As the world’s leading nation in research and technology, Hitler’s Germany was predestined to be the first to build up military applications of nuclear energy. A bomb with such tremendous explosive power in Hitler’s hands would have had catastrophic consequences for the world. One of physicists that was horrified by a nuclear power Germany was the Hungarian Leó Szilard, who, like Leitner, had suffered greatly under Nazi Germany. He persuaded the hitherto strict pacifist Albert Einstein to write a letter to US President Franklin D. Roosevelt, suggesting that America proceeds to build a nuclear bomb.
Roosevelt picked up this initiative. Under strictest secrecy, the US government put together a team of senior scientists and technicians. Most of them had come from Europe and were driven by the motivation not to give Hitler sole access to nuclear weapons. The only goal of the project, baptized “Manhattan Project” and hitherto most complex, most expensive and most difficult technical project in history, was the construction of a nuclear bomb.
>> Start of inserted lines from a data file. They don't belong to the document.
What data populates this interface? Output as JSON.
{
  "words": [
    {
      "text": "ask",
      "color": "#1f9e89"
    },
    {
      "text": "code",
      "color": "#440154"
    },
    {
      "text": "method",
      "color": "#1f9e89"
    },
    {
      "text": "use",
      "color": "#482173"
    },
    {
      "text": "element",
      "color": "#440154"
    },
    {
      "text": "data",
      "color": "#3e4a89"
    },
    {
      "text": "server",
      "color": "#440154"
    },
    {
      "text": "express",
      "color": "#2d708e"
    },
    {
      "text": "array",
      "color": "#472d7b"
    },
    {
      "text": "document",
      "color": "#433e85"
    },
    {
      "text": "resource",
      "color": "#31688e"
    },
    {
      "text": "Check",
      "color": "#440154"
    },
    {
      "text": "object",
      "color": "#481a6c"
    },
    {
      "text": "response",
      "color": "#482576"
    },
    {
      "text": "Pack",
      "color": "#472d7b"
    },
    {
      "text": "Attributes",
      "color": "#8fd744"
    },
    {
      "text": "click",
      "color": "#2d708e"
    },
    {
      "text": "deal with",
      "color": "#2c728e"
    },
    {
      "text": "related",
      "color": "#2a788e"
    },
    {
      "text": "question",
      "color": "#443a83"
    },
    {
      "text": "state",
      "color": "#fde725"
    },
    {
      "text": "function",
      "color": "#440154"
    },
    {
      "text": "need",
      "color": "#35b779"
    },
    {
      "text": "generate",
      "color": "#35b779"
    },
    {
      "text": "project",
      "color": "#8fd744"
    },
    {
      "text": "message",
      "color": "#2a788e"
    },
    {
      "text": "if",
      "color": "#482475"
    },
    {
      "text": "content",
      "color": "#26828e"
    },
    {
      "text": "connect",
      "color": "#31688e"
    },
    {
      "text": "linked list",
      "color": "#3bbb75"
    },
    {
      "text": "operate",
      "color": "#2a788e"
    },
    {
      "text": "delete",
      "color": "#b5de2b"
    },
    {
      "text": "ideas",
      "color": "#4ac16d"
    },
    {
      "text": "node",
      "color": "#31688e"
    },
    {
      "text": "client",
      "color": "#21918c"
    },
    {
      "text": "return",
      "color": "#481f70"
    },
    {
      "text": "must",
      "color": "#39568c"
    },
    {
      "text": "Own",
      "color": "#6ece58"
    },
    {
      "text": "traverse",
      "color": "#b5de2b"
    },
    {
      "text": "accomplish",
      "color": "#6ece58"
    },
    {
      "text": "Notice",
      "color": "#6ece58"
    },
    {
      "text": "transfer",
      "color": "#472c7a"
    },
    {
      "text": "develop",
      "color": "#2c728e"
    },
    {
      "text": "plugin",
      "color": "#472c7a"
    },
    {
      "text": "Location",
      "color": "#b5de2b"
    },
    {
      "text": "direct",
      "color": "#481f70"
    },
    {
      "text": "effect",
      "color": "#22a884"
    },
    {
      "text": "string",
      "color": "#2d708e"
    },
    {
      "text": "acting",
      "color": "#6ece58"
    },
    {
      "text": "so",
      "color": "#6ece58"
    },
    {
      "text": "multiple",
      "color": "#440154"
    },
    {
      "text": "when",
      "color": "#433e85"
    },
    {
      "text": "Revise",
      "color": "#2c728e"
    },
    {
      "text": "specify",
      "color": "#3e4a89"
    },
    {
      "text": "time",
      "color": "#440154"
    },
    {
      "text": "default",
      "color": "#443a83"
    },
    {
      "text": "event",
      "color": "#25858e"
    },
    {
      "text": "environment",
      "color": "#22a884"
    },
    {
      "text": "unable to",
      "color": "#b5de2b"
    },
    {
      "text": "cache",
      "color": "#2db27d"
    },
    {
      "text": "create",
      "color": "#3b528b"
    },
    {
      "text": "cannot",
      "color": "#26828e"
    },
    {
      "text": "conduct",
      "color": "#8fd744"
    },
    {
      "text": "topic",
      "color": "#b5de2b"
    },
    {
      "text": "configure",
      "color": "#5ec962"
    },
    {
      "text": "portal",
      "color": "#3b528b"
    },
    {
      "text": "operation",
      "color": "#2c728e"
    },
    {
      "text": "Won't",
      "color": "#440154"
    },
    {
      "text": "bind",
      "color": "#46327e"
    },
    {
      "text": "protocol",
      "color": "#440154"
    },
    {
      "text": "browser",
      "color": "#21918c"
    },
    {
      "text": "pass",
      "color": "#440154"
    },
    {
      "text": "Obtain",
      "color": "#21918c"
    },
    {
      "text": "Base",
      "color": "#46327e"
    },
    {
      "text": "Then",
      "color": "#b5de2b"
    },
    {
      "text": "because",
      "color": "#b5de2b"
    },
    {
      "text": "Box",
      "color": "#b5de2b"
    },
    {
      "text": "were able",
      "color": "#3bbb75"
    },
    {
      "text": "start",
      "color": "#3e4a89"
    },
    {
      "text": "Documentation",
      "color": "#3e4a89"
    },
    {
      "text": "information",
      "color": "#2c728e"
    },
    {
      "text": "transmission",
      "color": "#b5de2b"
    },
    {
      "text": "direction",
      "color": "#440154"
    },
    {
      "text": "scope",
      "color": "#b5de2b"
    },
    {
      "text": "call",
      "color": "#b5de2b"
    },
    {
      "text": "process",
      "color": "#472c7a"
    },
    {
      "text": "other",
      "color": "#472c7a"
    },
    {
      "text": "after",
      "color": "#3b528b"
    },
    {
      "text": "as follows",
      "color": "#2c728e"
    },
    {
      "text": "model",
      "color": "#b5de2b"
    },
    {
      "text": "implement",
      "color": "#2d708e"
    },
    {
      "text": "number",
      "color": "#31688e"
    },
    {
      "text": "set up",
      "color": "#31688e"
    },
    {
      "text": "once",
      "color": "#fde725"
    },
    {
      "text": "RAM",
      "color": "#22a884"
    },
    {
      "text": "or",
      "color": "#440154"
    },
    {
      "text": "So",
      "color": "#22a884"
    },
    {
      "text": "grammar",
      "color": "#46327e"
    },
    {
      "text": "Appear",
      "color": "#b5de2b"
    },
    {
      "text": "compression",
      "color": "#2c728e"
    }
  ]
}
The first step was to demonstrate that a chain reaction of neutron releases could indeed be initiated and sustained. This was achieved in strict secrecy and separated from the public by Enrico Fermi, who a few years before had emigrated from his home country Italy that was allied with Hitler and had imposed similar racial laws against Jewish people (Fermi’s wife was Jewish). Underneath a sports arena at the University of Chicago, Fermi, one of the few physicists that achieved brilliance both in theoretical as well as experimental physics, constructed the first nuclear reactor in history. There, exactly 75 years ago, on December 2, 1942, the first controlled chain reaction of nuclear fission ran and reached criticality (as the physicists describe the status of a reactor where as many neutrons are released as they disappear through absorption and leakage). The experiment was so risky that Fermi did not even inform the university president about it beforehand. If the experiment had gone bad, probably a large part of Chicago would have been irradiated. As a safety precaution, only a few scientists were prepared with an ax and buckets full of cadmium sulfate, which should have interrupted the chain reaction.
From that day on, the world was different. The atomic age had begun. The eyewitnesses of the historical experiment were surely aware of this: “All of us knew that with the advent of the chain reaction, the world would never be the same again,” wrote physicist Samuel Allison later. The rest of humanity was not to learn until August 6, 1945, that a new era had begun.